Element of the Month - Mercury

Background

Mercury, named after the planet Mercury, is an element with the atomic number 80. It was discovered in approximately 1500 BC, and it has fascinated people for centuries due to its liquid, silvery metal appearance. Cinnabar, also known as mercury sulfide, was used as a bright red pigment by painters almost 30,000 years ago to illustrate the inner caves in France and Spain. By heating up the cinnabar, they could obtain liquid mercury. They found a way to utilize mercury to dissolve alluvial gold and extract the gold itself by distilling off the mercury. Cinnabar was exploited by people in the past to collect gold during times like the California Gold Rush in 1848. However, it is no longer easily used in this process due to its high toxicity levels.


Uses

Mercury is commonly known as it is used in thermometers since it rises with heat. However, modern thermometers do not use mercury anymore because if it were to spill out of the glass tube, mercury would release harmful toxins in the air and contaminate surrounding wildlife. It is now used as catalysts in the chemical industry and some rectifiers and electrical switches. Also, mercury is used with caution in high-grade paint pigments for the color known as vermillion.


Global Impact

The element naturally occurs in almost every living thing in the environment. Humans that eat fish and shellfish often are exposed to toxins since they contain a form of mercury in their tissue. Mercury also roams our atmosphere due to humans burning fossil fuels and other wastes. A portion of the airborne mercury can accumulate and travel to the ground as raindrops, which damages the organisms living in the area.

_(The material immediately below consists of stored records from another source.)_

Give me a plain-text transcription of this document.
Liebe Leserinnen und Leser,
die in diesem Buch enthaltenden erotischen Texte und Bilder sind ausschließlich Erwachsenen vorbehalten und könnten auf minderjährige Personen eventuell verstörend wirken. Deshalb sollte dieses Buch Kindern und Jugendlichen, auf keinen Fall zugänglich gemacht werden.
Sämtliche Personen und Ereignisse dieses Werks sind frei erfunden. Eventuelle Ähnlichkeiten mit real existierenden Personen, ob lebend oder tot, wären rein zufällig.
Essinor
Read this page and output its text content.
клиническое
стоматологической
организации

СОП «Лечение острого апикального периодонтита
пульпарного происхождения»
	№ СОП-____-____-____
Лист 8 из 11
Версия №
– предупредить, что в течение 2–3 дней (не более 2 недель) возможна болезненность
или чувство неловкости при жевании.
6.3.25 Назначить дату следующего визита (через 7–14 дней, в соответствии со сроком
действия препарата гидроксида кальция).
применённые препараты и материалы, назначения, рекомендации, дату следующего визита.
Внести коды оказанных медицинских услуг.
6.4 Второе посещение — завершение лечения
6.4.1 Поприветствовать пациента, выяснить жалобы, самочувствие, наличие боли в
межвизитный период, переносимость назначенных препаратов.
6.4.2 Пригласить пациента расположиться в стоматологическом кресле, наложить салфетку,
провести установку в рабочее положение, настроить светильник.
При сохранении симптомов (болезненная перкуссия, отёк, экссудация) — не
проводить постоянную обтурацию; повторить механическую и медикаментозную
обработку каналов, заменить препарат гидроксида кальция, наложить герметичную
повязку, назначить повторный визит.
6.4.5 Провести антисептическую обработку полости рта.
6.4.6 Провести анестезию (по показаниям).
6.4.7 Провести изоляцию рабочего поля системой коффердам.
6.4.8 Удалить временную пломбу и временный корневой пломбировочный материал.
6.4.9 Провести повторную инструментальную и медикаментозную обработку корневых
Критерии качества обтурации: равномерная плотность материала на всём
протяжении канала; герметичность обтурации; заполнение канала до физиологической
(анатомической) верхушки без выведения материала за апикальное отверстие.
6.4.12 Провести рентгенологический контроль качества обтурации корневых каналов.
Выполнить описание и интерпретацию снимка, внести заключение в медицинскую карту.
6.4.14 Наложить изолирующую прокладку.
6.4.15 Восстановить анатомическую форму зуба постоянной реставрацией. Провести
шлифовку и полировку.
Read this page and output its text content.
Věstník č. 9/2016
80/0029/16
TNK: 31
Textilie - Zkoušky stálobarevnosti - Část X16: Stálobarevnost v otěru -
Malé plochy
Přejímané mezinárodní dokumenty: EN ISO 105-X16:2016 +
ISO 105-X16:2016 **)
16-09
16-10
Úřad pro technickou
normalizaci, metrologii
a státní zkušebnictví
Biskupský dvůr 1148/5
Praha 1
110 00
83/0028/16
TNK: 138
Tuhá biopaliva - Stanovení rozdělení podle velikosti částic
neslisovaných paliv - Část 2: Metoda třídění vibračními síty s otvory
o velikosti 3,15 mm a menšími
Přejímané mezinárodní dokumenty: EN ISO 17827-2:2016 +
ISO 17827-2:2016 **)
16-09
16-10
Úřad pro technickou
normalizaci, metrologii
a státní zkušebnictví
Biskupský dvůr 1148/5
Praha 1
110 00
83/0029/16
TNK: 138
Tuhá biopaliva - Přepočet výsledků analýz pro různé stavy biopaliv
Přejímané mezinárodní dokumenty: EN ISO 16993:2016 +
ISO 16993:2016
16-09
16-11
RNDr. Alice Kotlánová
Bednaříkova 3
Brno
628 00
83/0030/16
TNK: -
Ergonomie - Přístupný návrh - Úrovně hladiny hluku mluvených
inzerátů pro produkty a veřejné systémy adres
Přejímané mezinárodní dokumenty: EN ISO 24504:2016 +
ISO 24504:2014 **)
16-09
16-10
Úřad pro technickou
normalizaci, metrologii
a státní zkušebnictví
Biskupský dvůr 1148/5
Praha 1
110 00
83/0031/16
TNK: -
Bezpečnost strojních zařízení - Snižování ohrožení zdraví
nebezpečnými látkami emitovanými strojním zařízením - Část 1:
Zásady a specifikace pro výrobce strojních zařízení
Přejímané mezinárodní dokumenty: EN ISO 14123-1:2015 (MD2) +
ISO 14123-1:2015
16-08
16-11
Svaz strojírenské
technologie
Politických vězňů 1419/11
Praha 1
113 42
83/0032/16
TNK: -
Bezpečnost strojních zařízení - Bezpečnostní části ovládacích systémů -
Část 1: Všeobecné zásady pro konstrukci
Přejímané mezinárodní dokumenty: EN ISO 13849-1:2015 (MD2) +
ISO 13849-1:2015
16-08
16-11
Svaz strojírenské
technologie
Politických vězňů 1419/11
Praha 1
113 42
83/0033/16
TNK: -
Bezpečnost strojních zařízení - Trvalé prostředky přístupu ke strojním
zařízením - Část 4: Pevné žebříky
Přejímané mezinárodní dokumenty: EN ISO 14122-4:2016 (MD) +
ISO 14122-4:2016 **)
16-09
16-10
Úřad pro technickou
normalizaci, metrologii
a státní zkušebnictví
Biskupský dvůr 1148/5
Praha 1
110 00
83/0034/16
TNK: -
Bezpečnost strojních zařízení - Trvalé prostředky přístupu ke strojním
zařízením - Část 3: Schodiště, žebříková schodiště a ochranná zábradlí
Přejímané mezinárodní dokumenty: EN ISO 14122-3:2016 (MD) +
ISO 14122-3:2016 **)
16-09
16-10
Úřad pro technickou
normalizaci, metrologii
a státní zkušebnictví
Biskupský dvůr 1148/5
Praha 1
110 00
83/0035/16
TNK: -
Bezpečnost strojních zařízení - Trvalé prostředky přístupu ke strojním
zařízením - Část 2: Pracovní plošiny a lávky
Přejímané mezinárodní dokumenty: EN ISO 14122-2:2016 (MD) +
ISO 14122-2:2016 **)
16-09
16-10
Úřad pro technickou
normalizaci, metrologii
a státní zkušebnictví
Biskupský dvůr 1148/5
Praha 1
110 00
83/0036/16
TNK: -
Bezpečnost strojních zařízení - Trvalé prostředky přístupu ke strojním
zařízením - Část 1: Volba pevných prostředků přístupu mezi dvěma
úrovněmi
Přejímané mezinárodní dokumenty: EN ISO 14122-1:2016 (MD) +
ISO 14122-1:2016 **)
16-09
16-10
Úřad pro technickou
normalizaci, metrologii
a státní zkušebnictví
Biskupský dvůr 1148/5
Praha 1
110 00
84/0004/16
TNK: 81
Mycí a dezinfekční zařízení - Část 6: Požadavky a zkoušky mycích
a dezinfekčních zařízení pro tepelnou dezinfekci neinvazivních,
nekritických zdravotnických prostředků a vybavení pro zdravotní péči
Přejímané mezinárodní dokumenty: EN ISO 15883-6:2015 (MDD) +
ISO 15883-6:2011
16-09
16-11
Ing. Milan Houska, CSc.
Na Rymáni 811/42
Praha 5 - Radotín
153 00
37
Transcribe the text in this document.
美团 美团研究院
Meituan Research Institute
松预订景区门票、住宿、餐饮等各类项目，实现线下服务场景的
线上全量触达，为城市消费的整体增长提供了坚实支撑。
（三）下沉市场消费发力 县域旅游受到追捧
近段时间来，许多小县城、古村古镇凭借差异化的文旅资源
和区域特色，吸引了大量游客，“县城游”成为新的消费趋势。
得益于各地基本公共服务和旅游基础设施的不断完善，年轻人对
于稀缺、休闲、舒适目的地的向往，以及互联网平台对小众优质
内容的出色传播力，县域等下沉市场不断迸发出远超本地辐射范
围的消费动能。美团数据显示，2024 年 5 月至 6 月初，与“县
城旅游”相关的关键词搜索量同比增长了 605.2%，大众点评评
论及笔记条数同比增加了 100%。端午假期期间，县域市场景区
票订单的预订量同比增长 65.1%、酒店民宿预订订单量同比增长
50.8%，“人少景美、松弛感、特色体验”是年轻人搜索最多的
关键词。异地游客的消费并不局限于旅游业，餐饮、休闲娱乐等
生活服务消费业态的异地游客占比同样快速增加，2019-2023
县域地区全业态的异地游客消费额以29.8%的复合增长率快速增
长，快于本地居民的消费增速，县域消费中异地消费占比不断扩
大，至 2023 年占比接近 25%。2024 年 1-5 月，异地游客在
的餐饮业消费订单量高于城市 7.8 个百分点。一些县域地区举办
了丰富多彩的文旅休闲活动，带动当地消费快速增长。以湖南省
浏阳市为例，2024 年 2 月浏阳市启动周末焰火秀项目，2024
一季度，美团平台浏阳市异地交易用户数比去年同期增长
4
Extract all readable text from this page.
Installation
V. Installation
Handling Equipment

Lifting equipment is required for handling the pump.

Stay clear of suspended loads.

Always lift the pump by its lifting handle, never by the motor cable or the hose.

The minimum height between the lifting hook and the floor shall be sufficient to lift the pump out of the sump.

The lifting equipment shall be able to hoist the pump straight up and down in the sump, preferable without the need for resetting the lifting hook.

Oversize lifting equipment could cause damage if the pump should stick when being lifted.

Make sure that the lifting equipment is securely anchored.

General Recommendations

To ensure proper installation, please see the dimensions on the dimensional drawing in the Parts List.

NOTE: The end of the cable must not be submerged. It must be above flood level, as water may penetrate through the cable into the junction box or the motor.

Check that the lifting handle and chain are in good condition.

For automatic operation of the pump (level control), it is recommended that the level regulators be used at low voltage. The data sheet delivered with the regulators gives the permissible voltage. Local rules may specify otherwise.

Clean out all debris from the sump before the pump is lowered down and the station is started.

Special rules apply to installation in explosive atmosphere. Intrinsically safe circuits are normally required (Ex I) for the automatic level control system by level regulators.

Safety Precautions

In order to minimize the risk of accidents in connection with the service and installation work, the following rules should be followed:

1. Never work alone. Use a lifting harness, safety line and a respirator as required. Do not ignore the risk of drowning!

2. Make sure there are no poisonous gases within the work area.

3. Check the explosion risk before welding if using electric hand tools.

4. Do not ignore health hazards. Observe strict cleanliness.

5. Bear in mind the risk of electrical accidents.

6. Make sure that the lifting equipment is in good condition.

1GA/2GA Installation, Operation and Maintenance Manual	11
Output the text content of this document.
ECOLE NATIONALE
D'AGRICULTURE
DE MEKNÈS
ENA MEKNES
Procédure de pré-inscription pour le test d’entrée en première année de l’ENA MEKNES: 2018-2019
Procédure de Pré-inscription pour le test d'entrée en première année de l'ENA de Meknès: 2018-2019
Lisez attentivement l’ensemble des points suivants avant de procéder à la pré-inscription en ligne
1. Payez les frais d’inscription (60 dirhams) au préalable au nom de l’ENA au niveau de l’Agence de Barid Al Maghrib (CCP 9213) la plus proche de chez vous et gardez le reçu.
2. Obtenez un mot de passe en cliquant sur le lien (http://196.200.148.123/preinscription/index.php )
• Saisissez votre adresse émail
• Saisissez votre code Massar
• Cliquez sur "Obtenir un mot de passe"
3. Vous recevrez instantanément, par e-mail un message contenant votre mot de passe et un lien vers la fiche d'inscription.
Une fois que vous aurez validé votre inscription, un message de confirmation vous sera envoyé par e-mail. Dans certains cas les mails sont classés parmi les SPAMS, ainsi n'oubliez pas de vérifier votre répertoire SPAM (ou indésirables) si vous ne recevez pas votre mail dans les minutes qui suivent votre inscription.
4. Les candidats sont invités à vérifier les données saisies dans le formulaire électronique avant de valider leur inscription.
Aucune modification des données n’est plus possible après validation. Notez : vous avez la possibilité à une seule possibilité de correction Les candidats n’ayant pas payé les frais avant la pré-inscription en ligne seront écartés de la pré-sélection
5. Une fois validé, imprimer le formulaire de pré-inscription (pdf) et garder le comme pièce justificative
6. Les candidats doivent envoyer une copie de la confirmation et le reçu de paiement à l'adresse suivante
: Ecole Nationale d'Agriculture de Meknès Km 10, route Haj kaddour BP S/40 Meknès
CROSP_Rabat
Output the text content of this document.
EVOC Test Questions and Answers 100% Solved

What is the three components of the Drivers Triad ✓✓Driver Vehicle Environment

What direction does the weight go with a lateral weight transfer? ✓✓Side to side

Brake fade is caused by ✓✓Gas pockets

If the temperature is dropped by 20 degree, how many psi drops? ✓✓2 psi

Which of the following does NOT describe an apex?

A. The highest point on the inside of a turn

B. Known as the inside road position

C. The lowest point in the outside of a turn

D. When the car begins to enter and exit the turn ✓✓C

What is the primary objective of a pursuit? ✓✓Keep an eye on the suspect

The health effects from prolonged exposure to inhaling vapor mercury include tremors, insomnia, headaches, and poor mental function. Methylmercury, which resides in the skins of fish, can cause loss of peripheral vision, muscle weakness, lack of movement coordination, and impairment of speech in high dosages.


What YOU Can Do

A cleaner, but unfortunately more expensive, alternative to electrical energy would be using energy that comes from natural gas, solar, or wind sources. That way you would not be using energy coming from a fossil fuel-burning plant. Also, you can make sure you buy mercury-free products and check if there are items in your house that contain mercury and that can be replaced. Always be wary of the steps you take that involve mercury to stay healthy!